Jenkins would go on to have a long and illustrious career—forever in the service of his people. As a professor at the University of North Carolina, he founded the Minority Health Conference. As mentioned earlier, he started the Master of Public Health program at the Morehouse School of Medicine in Atlanta where he also served as a public health sciences’ professor and associated director of the Research Center on Health Disparities at Morehouse College. In addition, Jenkins worked various assignments with the CDC’s National Center for HIV, STD and TB Prevention.

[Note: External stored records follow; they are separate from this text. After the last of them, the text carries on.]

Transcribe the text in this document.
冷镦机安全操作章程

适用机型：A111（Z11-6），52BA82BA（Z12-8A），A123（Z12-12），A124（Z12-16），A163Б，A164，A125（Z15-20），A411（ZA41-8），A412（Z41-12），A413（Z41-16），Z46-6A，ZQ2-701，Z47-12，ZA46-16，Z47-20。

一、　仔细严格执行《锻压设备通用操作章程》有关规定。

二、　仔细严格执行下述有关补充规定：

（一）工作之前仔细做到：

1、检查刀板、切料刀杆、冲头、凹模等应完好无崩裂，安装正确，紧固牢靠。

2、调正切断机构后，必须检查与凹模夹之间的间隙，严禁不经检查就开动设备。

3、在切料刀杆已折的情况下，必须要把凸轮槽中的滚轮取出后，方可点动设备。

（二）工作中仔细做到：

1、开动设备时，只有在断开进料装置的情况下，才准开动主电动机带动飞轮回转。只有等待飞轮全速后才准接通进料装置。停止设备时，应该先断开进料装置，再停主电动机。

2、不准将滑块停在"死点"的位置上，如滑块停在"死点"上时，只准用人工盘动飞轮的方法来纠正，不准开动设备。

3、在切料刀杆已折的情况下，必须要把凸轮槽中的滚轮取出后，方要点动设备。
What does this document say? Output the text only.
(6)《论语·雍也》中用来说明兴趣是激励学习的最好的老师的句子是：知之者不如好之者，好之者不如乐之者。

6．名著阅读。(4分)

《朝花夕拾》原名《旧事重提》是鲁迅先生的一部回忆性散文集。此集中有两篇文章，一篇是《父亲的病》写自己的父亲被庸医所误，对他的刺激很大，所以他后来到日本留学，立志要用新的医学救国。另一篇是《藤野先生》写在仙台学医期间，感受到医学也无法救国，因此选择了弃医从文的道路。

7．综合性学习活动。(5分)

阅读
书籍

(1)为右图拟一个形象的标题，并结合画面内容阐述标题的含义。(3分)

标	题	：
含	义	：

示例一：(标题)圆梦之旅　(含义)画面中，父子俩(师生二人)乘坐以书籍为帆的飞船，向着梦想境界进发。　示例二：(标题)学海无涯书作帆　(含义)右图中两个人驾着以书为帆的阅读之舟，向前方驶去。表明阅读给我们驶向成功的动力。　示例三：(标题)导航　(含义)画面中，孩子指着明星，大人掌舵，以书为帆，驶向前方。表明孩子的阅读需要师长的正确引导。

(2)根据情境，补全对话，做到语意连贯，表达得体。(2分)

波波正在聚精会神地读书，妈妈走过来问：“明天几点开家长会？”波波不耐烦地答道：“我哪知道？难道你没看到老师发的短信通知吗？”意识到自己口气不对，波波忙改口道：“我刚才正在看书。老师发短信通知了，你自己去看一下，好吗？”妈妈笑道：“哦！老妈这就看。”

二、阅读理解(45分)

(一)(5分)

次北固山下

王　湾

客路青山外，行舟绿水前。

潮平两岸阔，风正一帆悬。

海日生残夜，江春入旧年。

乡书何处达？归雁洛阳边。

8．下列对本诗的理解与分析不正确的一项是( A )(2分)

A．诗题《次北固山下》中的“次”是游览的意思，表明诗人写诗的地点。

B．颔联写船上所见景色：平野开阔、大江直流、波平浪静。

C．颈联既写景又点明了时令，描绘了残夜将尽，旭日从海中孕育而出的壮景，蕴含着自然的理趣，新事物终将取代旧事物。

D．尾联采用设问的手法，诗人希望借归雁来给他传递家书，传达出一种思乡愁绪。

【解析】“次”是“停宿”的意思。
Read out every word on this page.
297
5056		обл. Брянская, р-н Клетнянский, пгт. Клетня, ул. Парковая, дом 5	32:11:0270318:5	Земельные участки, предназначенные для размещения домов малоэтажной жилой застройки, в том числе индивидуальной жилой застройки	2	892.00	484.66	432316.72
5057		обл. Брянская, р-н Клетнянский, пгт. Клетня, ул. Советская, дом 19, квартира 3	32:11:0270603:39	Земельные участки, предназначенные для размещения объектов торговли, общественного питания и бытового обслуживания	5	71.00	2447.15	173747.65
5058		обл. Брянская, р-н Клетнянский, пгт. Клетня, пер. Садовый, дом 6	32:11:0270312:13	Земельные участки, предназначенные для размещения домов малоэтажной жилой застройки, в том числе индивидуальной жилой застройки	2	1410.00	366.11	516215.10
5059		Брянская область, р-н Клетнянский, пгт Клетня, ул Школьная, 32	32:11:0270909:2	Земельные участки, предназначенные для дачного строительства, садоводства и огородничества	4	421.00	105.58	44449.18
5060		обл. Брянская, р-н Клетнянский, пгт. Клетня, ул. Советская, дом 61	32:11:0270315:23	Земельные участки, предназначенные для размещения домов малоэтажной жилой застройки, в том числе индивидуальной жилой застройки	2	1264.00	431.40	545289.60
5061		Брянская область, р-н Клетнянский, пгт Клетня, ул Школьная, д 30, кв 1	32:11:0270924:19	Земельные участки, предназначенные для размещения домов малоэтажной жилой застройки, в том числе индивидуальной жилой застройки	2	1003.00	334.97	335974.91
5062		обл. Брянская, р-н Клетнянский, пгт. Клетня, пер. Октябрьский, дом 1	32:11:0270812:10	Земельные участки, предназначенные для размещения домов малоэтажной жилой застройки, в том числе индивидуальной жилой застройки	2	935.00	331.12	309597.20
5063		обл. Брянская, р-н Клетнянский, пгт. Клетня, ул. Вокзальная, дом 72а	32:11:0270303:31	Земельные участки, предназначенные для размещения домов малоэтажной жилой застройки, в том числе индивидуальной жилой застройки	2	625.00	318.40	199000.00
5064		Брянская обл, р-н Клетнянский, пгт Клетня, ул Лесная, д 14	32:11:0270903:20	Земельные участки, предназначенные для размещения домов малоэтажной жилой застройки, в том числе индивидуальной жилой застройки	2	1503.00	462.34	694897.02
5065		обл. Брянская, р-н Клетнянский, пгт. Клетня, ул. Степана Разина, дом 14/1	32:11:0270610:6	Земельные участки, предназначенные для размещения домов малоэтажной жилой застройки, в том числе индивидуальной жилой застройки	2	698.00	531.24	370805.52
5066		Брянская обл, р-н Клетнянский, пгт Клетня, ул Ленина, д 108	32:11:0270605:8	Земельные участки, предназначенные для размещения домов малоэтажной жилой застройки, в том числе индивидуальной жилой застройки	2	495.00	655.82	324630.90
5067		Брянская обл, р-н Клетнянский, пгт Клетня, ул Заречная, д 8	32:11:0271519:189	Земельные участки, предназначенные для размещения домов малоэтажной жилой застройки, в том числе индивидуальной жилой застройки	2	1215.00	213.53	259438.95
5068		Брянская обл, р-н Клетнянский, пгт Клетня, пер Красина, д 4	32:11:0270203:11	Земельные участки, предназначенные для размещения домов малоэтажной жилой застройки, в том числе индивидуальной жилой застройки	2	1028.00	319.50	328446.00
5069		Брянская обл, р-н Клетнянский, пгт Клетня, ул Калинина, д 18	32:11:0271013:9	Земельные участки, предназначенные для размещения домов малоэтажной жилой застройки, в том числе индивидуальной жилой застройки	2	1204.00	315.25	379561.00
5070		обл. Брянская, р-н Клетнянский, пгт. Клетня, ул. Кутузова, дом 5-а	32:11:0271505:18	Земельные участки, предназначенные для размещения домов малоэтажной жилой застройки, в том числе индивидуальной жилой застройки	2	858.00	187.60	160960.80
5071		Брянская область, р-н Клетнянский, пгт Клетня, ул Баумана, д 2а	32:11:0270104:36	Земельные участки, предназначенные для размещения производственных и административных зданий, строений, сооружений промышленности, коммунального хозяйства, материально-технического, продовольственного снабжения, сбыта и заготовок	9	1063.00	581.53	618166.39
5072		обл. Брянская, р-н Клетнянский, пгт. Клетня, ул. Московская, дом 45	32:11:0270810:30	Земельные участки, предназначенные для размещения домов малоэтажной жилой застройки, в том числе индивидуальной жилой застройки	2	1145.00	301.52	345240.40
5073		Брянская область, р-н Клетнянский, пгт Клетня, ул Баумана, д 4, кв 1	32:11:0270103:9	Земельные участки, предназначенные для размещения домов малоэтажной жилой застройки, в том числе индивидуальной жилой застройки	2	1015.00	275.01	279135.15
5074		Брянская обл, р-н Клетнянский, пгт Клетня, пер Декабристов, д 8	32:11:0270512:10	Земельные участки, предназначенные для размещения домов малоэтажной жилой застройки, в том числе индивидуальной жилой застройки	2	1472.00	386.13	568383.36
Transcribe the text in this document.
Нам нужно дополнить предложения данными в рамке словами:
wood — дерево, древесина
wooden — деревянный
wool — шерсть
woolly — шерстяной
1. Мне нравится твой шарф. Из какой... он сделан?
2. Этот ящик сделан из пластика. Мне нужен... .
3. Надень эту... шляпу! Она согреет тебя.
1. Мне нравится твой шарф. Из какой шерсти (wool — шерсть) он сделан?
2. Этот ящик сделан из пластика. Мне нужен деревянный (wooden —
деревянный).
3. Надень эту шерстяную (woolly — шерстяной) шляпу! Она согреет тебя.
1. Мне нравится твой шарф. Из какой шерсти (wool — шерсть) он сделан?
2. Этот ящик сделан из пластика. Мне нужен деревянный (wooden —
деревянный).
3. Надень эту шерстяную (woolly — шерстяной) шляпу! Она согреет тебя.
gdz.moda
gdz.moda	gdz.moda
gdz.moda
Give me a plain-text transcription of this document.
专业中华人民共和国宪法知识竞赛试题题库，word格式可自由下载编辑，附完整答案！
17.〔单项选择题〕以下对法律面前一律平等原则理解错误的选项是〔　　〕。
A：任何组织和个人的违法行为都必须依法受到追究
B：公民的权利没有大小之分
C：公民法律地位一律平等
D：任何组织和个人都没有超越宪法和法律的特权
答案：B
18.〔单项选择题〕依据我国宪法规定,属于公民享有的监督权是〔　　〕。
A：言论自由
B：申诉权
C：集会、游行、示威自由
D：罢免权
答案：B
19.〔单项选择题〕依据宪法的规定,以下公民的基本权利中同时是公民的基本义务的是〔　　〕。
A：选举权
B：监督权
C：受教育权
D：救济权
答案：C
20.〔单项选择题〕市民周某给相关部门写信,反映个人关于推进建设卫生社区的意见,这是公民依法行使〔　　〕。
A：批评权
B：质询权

Jenkins lived his life as a vocal critic of the racial disparities in public health, and according to a CNN report, he once even complained, “It is the only health condition where we want to study the symptom—race—rather than the ideological factor—racism.”

Beyond Jenkins commitment to serve the men abused by the Tuskegee Syphilis Experiment, he truly lived a life dedicated to improving the chronic health issues that continue to haunt the African American community; yet, it appears the legacy of Tuskegee continued to shape his narrative and his life’s work.

During a speech he gave in 2015 at the American College of Epidemiology’s Minority Affairs Workshop Jenkins spoke about the impact the Tuskegee Experiment had on his life.

“At first I took the responsibility because I thought that I had failed to end the study as soon as I heard about it,” he lamented. “But it became . . . a gift to me because I talked to these Black men—these old Black men—who participated in that study because, they thought they were doing a good thing.”